Definition of Tithe.
Tithe was the tenth part of the increase yearly arising and renewing from the profits of lands, the stock upon lands and the personal industry of the inhabitants.[144]
Tithes were (1) Predial, (2) Mixed, and (3) Personal.
(1) Predial tithes were the crops and wood which grew and issued from the ground. (2) Mixed tithes were wool, sheep, cattle, pigs and milk. They were called mixed because they were predial in respect of the ground on which the animals were fed, and personal from the care they required. (3) Personal tithes were the tenth part of the clear gain after charges were deducted; in other words, on net profits of artificers, merchants, carpenters, smiths, masons, and all other workmen. Even the servant-girls paid a tenth of their wages. The Scriptural passage quoted in support of personal tithes is Deuteronomy xii. 6. “And thither ye shall bring your tithes and heave offerings of your hand.”

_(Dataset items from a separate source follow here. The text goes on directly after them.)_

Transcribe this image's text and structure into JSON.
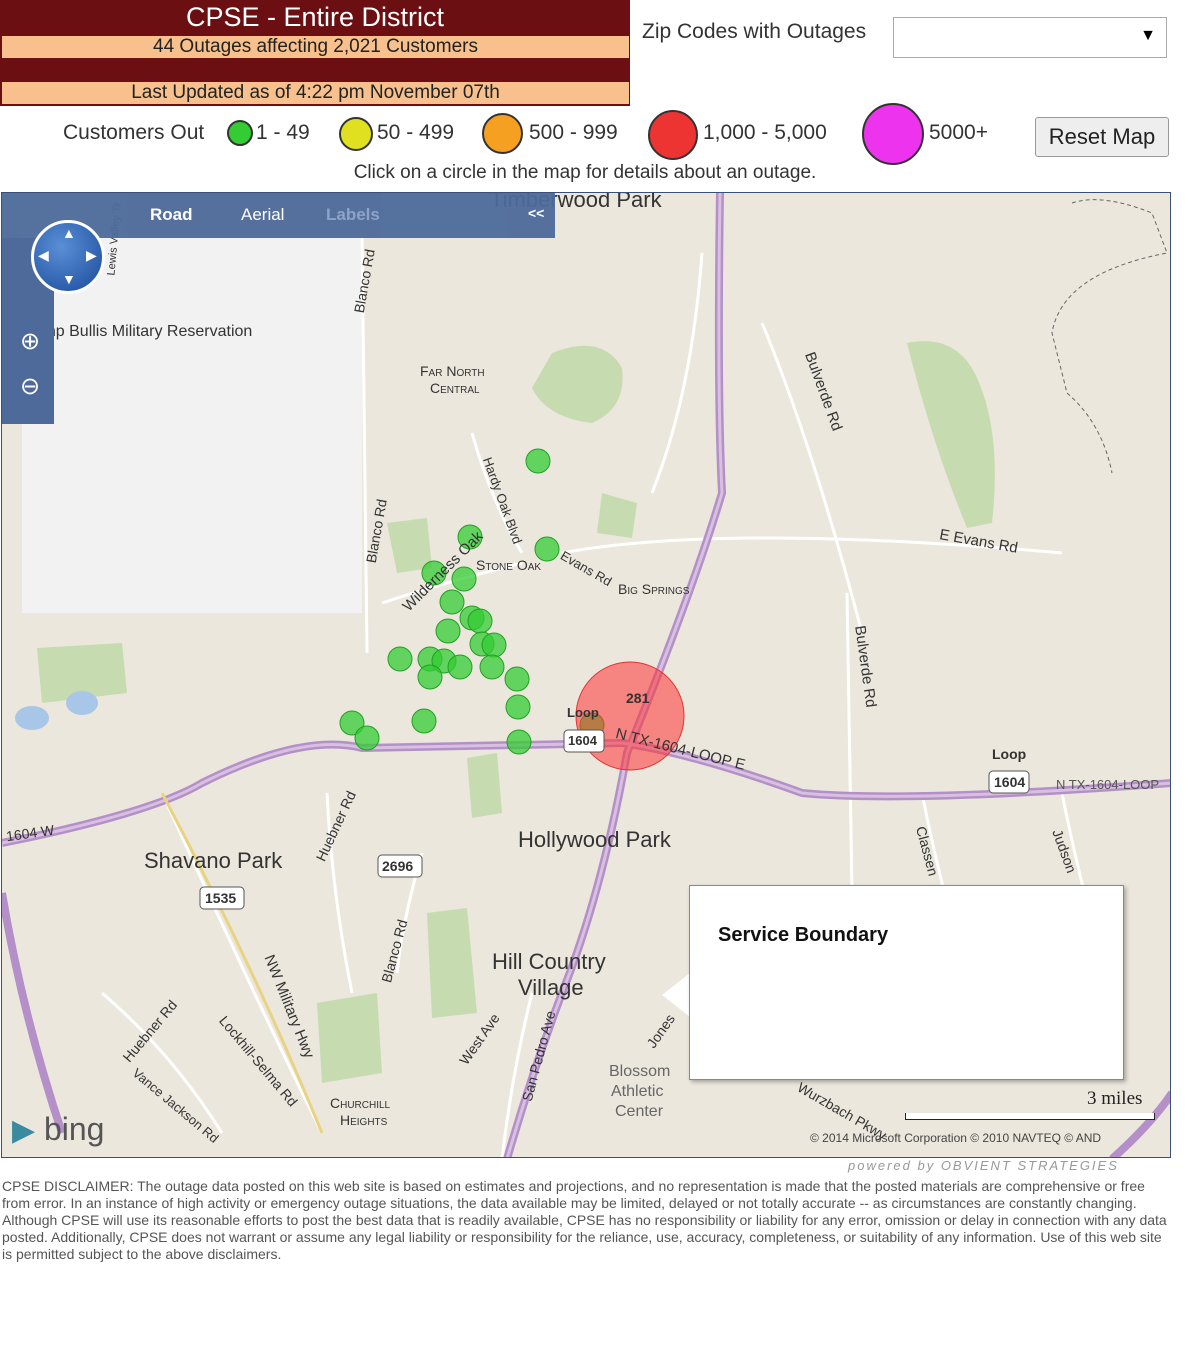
{
  "header": {
    "title": "CPSE - Entire District",
    "outage_summary": "44 Outages affecting 2,021 Customers",
    "last_updated": "Last Updated as of 4:22 pm November 07th"
  },
  "zip_filter": {
    "label": "Zip Codes with Outages",
    "selected": ""
  },
  "legend": {
    "label": "Customers Out",
    "items": [
      {
        "range": "1 - 49",
        "color": "#33cc33"
      },
      {
        "range": "50 - 499",
        "color": "#e0e020"
      },
      {
        "range": "500 - 999",
        "color": "#f5a020"
      },
      {
        "range": "1,000 - 5,000",
        "color": "#ee3333"
      },
      {
        "range": "5000+",
        "color": "#ee33ee"
      }
    ]
  },
  "reset_label": "Reset Map",
  "hint": "Click on a circle in the map for details about an outage.",
  "map": {
    "tabs": [
      "Road",
      "Aerial",
      "Labels"
    ],
    "collapse": "<<",
    "popup_title": "Service Boundary",
    "scale": "3 miles",
    "provider": "bing",
    "copyright": "© 2014 Microsoft Corporation   © 2010 NAVTEQ  © AND",
    "places": {
      "timberwood": "Timberwood Park",
      "camp_bullis": "Camp Bullis Military Reservation",
      "far_north": "Far North",
      "far_north_2": "Central",
      "stone_oak": "Stone Oak",
      "big_springs": "Big Springs",
      "hollywood": "Hollywood Park",
      "shavano": "Shavano Park",
      "hill_country": "Hill Country",
      "hill_country_2": "Village",
      "blossom": "Blossom",
      "blossom_2": "Athletic",
      "blossom_3": "Center",
      "churchill": "Churchill",
      "churchill_2": "Heights"
    },
    "roads": {
      "bulverde": "Bulverde Rd",
      "bulverde2": "Bulverde Rd",
      "evans": "E Evans Rd",
      "evans2": "Evans Rd",
      "blanco1": "Blanco Rd",
      "blanco2": "Blanco Rd",
      "blanco3": "Blanco Rd",
      "hardy": "Hardy Oak Blvd",
      "wilderness": "Wilderness Oak",
      "loop1": "Loop",
      "loop_num": "1604",
      "loop2": "Loop",
      "loop_num2": "1604",
      "n1604": "N TX-1604-LOOP E",
      "n1604b": "N TX-1604-LOOP",
      "w1604": "1604 W",
      "hwy281": "281",
      "fm2696": "2696",
      "fm1535": "1535",
      "huebner": "Huebner Rd",
      "huebner2": "Huebner Rd",
      "military": "NW Military Hwy",
      "lockhill": "Lockhill-Selma Rd",
      "vance": "Vance Jackson Rd",
      "westave": "West Ave",
      "sanpedro": "San Pedro Ave",
      "jones": "Jones",
      "wurzbach": "Wurzbach Pkwy",
      "classen": "Classen",
      "judson": "Judson",
      "lewis": "Lewis Valley Tr"
    }
  },
  "outages": [
    {
      "customers_band": "1,000 - 5,000"
    },
    {
      "customers_band": "1 - 49"
    }
  ],
  "powered_by": "powered by OBVIENT STRATEGIES",
  "disclaimer": "CPSE DISCLAIMER:  The outage data posted on this web site is based on estimates and projections, and no representation is made that the posted materials are comprehensive or free from error.  In an instance of high activity or emergency outage situations, the data available may be limited, delayed or not totally accurate -- as circumstances are constantly changing.  Although CPSE will use its reasonable efforts to post the best data that is readily available, CPSE has no responsibility or liability for any error, omission or delay in connection with any data posted.  Additionally, CPSE does not warrant or assume any legal liability or responsibility for the reliance, use, accuracy, completeness, or suitability of any information.  Use of this web site is permitted subject to the above disclaimers."
}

By 2nd and 3rd Edward VI., c. xiii. s. 7, “Every person exercising merchandizes, bargaining and selling clothing, handicraft, or other art or faculty, by such kind of persons and in such places as heretofore within these forty years have accustomably used to pay such personal tithes, or of right ought to pay, other than such as be common day labourers, shall yearly, before the feast of Easter, pay for his personal tithe the tenth part of his clear gains, his charges and his expenses, according to his estate, condition or degree, to be therein abated, allowed and deducted.” Sec. 9. “And if any person refuse to pay his personal tithes in form aforesaid, that then it shall be lawful to the ordinary of the diocese, where the party that ought to pay the said tithes is dwelling, to call the same party before him, and by his discretion to examine him by all lawful and reasonable means otherwise than by the party’s own corporal oath, concerning the true payment of the said personal tithes.” Sec. 12. “Except the inhabitants of the city of London, Canterbury, and the suburbs of the same, and also those of any other town or place that used to pay their tithes by their houses, otherwise than they ought or should have done before the making of this Act.”